住民の富裕度と小4男子の体力の相関係数は+0.6701であり,1%水準で有意です。千代田区と港区を「外れ値」として除外すると+0.4617まで下がりますが,これでも5%の有意水準は保っています。
学力のみならず体力についても,社会的規定性の一端が見受けられます。まあ,スポーツクラブに子どもを通わせるのだって,結構お金がかかりますしね。
それと,生活習慣の影響も考えられます。本ブログでは,同じ都内の地域データを使って,子どもの肥満率・虫歯率と貧困の関連を明らかにしたことがありますが,食生活をはじめとした生活習慣の乱れが,子どもの体力に影響するという経路も想起されます。
ちなみに,運動に対する意識をとっても,同じ構造の地域差がみられます。下の地図は,運動が「ややきらい」もしくは「きらい」と答えた児童の比率マップです。上図と同様,公立小学校4年男子のものです。
どうでしょう。最初にみた,体力テストの好成績マップとは模様が逆になっています。この「運動ぎらい」率は,各区の都民税・区民税課税額と-0.7345という相関関係にあり,体力テストの成績にもまして,社会階層の要因と強く関連していることが示唆されます。

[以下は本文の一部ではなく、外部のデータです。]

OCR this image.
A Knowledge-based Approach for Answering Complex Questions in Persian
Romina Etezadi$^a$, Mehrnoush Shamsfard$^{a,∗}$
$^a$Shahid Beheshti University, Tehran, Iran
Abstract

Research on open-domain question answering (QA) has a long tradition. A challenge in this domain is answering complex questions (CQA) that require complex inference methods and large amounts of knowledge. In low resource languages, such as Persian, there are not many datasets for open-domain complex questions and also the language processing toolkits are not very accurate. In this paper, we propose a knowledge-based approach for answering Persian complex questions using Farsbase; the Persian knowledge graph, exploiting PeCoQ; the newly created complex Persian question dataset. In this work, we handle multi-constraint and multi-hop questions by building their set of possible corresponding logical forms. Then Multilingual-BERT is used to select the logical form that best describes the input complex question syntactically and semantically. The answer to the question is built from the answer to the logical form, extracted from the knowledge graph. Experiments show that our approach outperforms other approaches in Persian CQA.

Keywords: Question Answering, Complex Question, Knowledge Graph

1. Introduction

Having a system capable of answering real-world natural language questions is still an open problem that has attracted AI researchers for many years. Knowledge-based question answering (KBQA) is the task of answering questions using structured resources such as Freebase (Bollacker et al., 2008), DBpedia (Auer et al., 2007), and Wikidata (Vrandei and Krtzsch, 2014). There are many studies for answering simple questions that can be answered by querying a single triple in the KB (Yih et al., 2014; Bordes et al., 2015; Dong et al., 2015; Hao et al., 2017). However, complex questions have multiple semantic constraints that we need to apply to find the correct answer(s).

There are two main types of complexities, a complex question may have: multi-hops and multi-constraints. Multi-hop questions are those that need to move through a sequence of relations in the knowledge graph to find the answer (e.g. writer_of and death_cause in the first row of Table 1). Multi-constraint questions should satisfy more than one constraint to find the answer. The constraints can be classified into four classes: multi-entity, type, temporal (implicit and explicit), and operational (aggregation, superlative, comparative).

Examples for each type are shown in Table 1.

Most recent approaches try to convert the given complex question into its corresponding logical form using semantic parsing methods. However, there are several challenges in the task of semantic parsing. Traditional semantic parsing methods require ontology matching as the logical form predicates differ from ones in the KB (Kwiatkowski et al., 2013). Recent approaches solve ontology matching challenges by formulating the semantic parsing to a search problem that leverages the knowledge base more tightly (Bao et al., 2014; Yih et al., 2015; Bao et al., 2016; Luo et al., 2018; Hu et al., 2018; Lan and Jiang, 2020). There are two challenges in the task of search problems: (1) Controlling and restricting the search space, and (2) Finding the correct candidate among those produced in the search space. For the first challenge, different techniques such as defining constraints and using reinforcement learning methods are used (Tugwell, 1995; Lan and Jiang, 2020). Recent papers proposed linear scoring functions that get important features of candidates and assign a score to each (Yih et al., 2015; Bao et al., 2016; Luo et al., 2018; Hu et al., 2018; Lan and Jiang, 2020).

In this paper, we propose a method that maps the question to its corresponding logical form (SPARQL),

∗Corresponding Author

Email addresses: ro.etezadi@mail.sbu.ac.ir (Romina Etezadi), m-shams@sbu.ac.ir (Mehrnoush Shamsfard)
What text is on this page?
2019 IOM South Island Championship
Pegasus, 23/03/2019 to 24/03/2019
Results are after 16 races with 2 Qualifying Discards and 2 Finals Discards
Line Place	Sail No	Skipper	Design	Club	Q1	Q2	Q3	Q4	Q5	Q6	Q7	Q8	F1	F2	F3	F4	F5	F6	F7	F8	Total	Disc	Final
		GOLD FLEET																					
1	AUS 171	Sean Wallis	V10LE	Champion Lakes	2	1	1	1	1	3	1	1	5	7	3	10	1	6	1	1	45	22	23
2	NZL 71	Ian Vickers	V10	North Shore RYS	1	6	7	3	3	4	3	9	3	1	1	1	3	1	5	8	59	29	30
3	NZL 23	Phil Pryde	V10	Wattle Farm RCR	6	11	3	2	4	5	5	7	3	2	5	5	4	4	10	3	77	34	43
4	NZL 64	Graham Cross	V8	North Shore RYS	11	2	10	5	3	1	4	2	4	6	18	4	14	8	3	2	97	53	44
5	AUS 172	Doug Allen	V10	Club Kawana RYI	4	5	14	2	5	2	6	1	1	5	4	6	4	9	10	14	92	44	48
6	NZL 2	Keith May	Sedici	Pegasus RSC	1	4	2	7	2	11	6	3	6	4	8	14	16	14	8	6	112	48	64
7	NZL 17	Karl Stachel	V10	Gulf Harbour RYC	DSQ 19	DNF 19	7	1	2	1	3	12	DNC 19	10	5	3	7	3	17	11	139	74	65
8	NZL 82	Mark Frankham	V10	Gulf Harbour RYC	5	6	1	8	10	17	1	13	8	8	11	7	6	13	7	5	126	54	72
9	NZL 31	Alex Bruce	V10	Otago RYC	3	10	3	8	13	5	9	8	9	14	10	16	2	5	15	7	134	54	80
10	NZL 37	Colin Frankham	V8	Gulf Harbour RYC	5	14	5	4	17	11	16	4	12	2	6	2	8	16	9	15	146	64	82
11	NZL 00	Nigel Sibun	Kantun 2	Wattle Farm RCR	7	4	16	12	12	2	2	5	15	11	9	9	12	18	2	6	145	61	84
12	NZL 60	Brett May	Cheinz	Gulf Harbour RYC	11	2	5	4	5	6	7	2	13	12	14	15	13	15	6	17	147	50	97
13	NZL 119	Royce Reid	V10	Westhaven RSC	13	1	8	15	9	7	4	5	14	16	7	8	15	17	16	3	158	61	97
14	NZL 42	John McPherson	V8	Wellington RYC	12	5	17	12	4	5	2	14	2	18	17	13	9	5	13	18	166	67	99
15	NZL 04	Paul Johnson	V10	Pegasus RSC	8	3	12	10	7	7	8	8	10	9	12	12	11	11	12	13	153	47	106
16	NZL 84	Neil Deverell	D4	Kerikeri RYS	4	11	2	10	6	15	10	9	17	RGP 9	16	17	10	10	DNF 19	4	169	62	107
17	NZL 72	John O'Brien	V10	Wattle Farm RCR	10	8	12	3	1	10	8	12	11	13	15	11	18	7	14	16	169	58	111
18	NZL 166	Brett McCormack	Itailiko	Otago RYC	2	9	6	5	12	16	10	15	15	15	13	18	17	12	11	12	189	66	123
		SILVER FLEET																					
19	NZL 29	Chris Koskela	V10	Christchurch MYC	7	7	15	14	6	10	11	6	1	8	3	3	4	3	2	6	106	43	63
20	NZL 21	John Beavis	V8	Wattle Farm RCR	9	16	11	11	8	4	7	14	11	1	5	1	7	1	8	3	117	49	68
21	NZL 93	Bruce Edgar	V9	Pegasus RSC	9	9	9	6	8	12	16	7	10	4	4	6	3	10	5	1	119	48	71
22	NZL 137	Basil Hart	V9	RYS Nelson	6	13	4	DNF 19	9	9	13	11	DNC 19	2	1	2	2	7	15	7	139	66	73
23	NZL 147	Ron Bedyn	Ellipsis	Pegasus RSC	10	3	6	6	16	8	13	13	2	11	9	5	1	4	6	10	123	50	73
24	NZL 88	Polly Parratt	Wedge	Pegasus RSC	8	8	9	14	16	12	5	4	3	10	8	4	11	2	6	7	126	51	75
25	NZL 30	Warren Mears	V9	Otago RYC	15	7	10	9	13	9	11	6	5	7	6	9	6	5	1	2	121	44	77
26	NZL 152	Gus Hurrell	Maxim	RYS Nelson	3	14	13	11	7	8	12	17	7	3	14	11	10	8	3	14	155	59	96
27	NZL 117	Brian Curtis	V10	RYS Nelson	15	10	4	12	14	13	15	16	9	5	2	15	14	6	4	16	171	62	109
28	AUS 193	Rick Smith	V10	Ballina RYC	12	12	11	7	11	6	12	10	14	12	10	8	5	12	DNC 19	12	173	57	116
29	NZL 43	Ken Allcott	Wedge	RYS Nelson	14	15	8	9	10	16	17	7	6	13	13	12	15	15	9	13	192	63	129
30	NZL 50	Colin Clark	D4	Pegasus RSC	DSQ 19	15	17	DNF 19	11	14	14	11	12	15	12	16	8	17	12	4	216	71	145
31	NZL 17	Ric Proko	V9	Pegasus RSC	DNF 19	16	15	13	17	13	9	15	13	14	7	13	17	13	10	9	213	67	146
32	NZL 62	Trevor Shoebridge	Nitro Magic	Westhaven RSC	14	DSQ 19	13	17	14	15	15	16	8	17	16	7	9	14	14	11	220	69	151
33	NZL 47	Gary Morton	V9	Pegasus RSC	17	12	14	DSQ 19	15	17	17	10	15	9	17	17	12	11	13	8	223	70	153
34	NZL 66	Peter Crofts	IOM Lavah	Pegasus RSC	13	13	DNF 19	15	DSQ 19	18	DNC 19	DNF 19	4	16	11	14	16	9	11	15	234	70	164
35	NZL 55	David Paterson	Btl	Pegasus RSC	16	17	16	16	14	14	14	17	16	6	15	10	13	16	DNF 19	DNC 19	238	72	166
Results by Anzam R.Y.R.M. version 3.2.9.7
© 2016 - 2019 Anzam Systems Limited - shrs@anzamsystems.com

子どもの体力向上の施策として,体育の授業時数を増やすとか外遊びを促すとかいうことがいわれますが,その社会的規定性の側面にも関心が向けられるべきだと思います。体力と社会階層の関連経路の詳細については,私の知るところではありませんが,スポーツ社会学等の分野である程度のことが解明されているのではないかしらん。
2013年度の文科省『全国学力・学習状況調査』では,児童・生徒の家庭環境をも把握する「きめ細かい」調査が実施されています。学力については,その社会的規定性が繰り返し指摘されるなか,当局も黙ってはいられなくなった,ということでしょう。
今後は,体力の面にも同じ見方を適用すべきかもしれません。あと数年したら,文科省の『全国体力・運動能力,運動習慣等調査』でも,家庭環境を把握する「きめ細かい」調査が実施されていたりして。
東京都は,独自に実施している体力テストの結果を初めて市区別に公表したわけですが,うやむやとしている体力の社会的規定性に関する議論に,実証的な礎(いしずえ)を提供する英断といえます。敬意を表したいと思います。